虎屋には、老舗企業、長寿企業によくある「家訓」のようなものは何もありません。ですから言葉は乱暴ですが、「会社が生き残るためには何をやってもいい」と考えてやってきました。(写真=陶山勉)

時代に合わせて変えた方が良いところがあれば変える

受講者: 「味は不変ではない」「新しいことにも挑戦すべきだ」、というのはよくわかります。一方で、昔からのお客様の中には「変えないでほしい」「今のままがいい」という要望を持つ方もいらっしゃるのではないかと思います。そういう方にも満足いただきつつ、イノベーションを起こしていく秘訣というのはありますか。

黒川:「変えない方がいい」とおっしゃるお客様も当然いらっしゃいます。私どもも、「変えないこと」「変わらないこと」も大切だし価値があると思っています。虎屋には菓子の絵と菓銘(菓子の名前)が書いてある、古い絵図帳が残っています。それを見ると、今ある菓子で、一番古いものは1690年代に作り始めています。300年以上前からお客様に召し上がっていただいているものですから、伝統や歴史も大切にしなくてはいけないと思います。

今もある虎屋の菓子で一番古いものは1690年代に作り始めている。(写真:虎屋提供)

 そうしたことを踏まえた上で、今の時代に合わせて変えた方が良いところがあれば変えていきます。

 もちろん、変えると言っても、いろいろな変え方があります。サイズを変えたり材料を変えたり…。今までの路線はきちんと踏襲しつつ、さらにおいしく、より良い菓子にするためにどうすれば良いかを考えています。ですから、味は不変ではないのですが、新しいことに挑戦するといっても、とんでもない菓子になっていくことはありません。基本的なところは変えたくないと思っています。
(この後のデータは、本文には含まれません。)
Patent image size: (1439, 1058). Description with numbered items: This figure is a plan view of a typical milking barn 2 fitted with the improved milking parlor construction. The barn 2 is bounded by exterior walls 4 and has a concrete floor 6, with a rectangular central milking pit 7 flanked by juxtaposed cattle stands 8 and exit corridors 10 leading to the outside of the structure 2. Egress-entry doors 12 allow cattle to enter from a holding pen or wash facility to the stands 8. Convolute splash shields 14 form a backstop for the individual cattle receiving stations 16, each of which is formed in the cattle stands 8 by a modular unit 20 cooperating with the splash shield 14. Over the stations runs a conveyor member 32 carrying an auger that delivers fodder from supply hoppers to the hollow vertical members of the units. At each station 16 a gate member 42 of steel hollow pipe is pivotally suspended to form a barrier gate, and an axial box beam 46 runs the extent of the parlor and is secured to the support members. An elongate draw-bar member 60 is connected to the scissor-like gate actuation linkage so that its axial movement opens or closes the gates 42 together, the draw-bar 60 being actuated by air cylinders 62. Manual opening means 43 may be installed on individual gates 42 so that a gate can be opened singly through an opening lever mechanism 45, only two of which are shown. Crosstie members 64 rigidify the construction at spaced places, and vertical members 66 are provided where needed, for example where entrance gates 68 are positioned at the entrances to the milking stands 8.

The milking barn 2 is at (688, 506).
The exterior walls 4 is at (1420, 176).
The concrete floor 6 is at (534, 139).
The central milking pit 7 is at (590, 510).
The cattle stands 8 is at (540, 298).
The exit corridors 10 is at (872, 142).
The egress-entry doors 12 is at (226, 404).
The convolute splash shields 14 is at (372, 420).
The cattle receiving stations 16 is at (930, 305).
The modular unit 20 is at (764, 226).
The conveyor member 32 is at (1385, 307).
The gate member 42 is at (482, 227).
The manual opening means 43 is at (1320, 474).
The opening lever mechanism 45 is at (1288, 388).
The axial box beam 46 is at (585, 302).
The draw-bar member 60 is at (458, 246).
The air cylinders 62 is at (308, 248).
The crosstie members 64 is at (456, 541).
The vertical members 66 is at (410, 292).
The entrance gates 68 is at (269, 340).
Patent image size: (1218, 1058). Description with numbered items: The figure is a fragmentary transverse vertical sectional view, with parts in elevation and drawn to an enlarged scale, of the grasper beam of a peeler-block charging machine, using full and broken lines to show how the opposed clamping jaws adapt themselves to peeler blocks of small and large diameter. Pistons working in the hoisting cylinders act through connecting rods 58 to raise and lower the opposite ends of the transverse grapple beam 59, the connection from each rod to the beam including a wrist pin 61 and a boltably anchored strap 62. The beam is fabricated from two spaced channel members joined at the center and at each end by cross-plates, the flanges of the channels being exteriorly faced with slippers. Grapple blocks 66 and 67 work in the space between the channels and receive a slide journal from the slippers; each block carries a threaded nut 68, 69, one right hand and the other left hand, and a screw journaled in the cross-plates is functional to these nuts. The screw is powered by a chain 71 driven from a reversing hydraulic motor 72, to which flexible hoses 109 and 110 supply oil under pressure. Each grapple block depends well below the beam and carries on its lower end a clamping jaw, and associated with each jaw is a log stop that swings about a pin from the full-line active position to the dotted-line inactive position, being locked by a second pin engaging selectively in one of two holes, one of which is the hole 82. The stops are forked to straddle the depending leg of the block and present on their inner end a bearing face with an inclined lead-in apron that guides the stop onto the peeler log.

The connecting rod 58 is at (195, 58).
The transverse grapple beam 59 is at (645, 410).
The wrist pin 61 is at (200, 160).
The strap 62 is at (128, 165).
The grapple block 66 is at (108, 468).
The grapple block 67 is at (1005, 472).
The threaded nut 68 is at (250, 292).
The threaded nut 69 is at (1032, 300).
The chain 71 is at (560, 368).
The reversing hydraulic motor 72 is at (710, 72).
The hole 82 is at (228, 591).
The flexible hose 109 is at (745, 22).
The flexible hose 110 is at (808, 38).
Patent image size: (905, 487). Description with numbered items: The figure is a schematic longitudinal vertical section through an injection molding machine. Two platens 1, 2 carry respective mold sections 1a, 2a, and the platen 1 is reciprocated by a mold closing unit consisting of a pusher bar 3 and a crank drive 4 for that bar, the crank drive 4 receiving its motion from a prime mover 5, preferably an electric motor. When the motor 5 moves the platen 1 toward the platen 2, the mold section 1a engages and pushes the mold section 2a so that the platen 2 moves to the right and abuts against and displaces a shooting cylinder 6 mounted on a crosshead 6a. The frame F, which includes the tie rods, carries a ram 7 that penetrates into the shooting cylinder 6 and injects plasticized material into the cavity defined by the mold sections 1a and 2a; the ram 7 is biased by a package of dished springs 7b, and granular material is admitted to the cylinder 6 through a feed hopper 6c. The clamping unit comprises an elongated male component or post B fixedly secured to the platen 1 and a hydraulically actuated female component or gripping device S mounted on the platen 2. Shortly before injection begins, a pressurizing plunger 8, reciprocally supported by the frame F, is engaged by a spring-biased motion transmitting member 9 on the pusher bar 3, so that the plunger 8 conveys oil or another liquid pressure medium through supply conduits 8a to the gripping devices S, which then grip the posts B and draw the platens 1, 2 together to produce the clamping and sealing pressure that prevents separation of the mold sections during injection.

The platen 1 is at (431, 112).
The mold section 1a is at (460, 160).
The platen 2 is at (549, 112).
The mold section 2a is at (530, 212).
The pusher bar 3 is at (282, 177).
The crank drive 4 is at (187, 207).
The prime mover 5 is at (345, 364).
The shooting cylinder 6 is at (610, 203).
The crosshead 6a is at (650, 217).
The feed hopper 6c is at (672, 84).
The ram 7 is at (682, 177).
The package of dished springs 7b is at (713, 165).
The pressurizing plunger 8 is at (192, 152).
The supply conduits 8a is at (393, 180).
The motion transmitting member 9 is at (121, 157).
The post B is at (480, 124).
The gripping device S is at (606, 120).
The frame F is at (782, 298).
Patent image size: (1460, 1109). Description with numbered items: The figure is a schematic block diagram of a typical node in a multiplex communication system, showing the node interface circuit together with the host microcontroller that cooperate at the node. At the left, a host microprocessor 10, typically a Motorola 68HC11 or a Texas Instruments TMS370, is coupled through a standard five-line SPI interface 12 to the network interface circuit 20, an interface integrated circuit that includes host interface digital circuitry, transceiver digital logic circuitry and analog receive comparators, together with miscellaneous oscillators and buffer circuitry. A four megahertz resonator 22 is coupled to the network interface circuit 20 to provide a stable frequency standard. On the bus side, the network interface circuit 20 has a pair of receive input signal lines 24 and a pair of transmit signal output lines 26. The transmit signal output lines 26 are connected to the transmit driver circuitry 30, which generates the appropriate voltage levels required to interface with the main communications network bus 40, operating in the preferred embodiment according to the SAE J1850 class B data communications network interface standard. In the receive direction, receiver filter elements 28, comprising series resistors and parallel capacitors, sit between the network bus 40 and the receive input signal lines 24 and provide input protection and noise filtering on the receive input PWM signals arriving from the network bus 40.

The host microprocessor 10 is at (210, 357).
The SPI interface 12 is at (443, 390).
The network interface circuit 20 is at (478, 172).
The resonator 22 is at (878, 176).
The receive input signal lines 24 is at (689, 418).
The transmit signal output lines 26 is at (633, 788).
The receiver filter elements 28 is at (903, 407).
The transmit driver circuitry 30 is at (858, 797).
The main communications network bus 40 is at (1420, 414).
社員や虎屋OBにもアイデアを募り、新しい商品を生み出す

受講者: 「伝統」も大事だけれども、それ以上に「今」が大事だというお話が印象的でした。伝統ある企業というのは一般に、旧来の仕事を守ることに汲々としがちだと思いますが、今の時代の空気を取り入れた新しい商品作りに挑戦する風土はどのように培っていますか。

黒川:1年に何種類の新製品を作らなくてはいけないというような決まりは設けていません。けれども、新しい商品が誕生する「仕掛け」は作っています。新しい菓子を開発する部署があるほか、パートさんを含む全社員、虎屋OBも対象に、新商品のアイデアの提案を呼びかけています。例えば毎年、新年の干支や、皇居で開かれる歌会始のお題にちなんだ菓子を考えてもらっています。

 また、虎屋はフランス・パリに店がありますので、年間数人を2~3カ月間、「製造技術指導者」としてパリに派遣し、現地での和菓子作りはもちろん、休日には美術館に行ったり現地のお菓子屋さんを回ったりして見聞を広めてもらいます。社内では技術講習会も頻繁に開いています。このように、新しいアイデアが湧くような環境を整え、誰でも、いつでも、提案できるような体制を取っています。これからも新しい商品の開発はどんどん進めていくつもりです。新しいことに挑戦することで、逆に今まで手がけてきたものへの自信も芽生えるのではと感じています。